Une question fondamentale pour la communauté de la recherche, et plus particulièrement pour quelqu’un qui s’occupe de réussir le transfert des résultats de la recherche, est de comprendre, au-delà des clivages idéologiques, en quoi la dynamique du logiciel libre et ouvert facilite la création d’un dialogue permanent entre recherche, industrie et société.

Un article de Gérard Giraudon, chercheur à l’IN
RIA, a publié sur le site Interstices

Cette publication sur Interstices est illustrée de dessins dessins réalisés par François Cointe

Cet article est organisé en 3 parties distinctes :

  • La problématique du logiciel libre et ouvert
  • Le logiciel libre, objet de recherche et de transfert
  • CeCILL, une famille de licences de droit français

Une publication en licence CC : Paternité - Pas d’utilisation commerciale - Pas de modification

Pour amplifier le développement, la diffusion et l’utilisation des logiciels libres, les organismes publics et les entreprises ont donc besoin d’un cadre juridique clair : c’est le rôle des licences qui définissent les droits et devoirs des licenciés et des concédants.

Les licences de logiciels libres de type open source font pour la plupart référence au droit nord-américain. La conformité de ces licences au droit européen est sujette à débat, ce qui génère un manque de confiance notamment sur les principes de la garantie, de la responsabilité et du droit d’auteur.

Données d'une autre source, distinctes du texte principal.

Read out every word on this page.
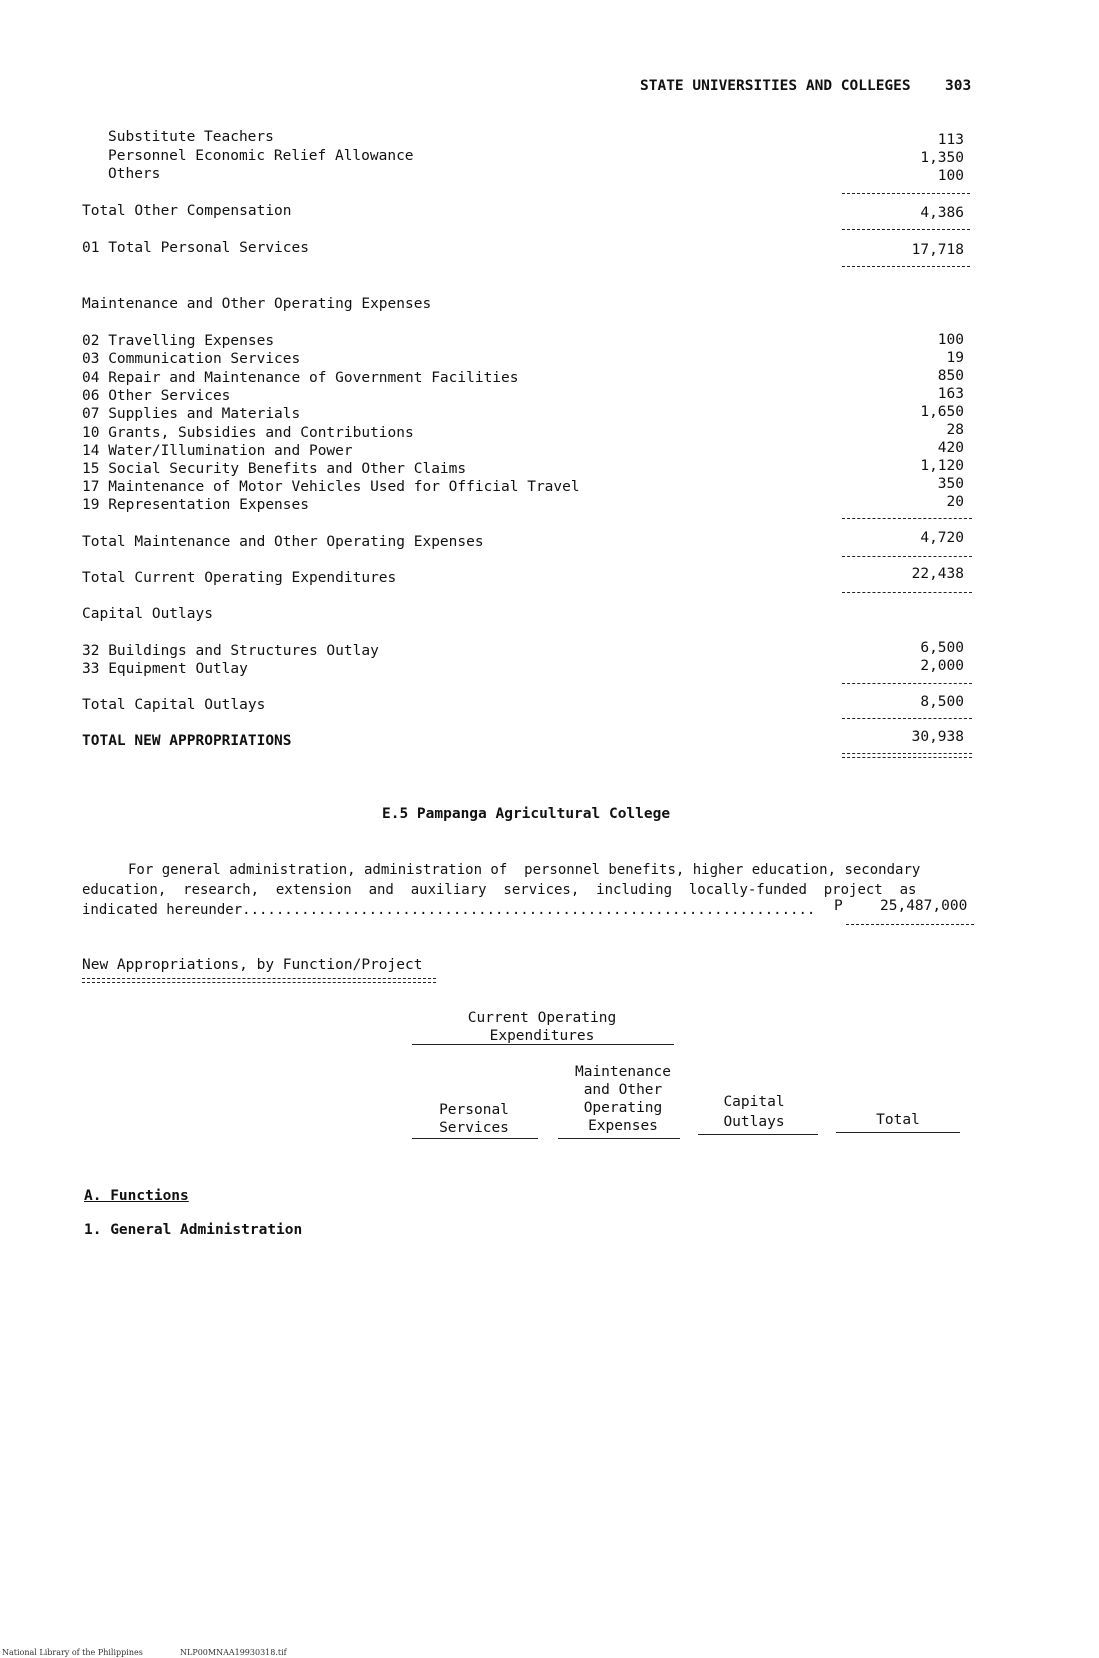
STATE UNIVERSITIES AND COLLEGES 303
Substitute Teachers	113
Personnel Economic Relief Allowance	1,350
Others	100
Total Other Compensation	4,386
01 Total Personal Services	17,718
Maintenance and Other Operating Expenses
02 Travelling Expenses	100
03 Communication Services	19
04 Repair and Maintenance of Government Facilities	850
06 Other Services	163
07 Supplies and Materials	1,650
10 Grants, Subsidies and Contributions	28
14 Water/Illumination and Power	420
15 Social Security Benefits and Other Claims	1,120
17 Maintenance of Motor Vehicles Used for Official Travel	350
19 Representation Expenses	20
Total Maintenance and Other Operating Expenses	4,720
Total Current Operating Expenditures	22,438
Capital Outlays
32 Buildings and Structures Outlay	6,500
33 Equipment Outlay	2,000
Total Capital Outlays	8,500
TOTAL NEW APPROPRIATIONS	30,938
E.5 Pampanga Agricultural College
For general administration, administration of  personnel benefits, higher education, secondary
education,  research,  extension  and  auxiliary  services,  including  locally-funded  project  as
indicated hereunder.................................................................... P	25,487,000
New Appropriations, by Function/Project
Current Operating
Expenditures
Maintenance
and Other
Operating
Expenses
Personal
Services
Capital
Outlays	Total
A. Functions
1. General Administration
National Library of the Philippines	NLP00MNAA19930318.tif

C’est pourquoi, en 2004, le CEA, le CNRS et l’INRIA ont élaboré CeCILL, première licence française de logiciel libre. CeCILL document externe au site est maintenant diffusée en version 2, et deux autres licences sont disponibles, CeCILL-B et CeCILL-C.

Quelle licence choisir ?

C’est par les droits et obligations que confère la licence avec laquelle il est diffusé qu’un logiciel peut être qualifié de libre (ou open source) ou non libre.

  • CeCILL reprend les principes de la GNU GPL. Celui qui distribue un logiciel réalisé à partir d’un logiciel sous CeCILL est tenu de le distribuer sous CeCILL.
  • CeCILL-B donne une grande liberté au licencié au même titre que la licence BSD. Le licencié peut modifier le logiciel et diffuser le résultat avec une licence de son choix. La contrepartie est l’obligation de citation par le licencié de l’usage du logiciel à travers une page Web publique, ce qui répond à l’objectif fort de mesure bibliométrique d’impact.
  • CeCILL-C a été conçue pour le cas des bibliothèques et plus généralement des composants logiciels. Dans l’esprit de la LGPL (qui n’est plus vraiment adaptée à certaines situations), elle demande aux utilisateurs de rediffuser à la communauté les modifications qu’ils réalisent sur un logiciel sous CeCILL-C.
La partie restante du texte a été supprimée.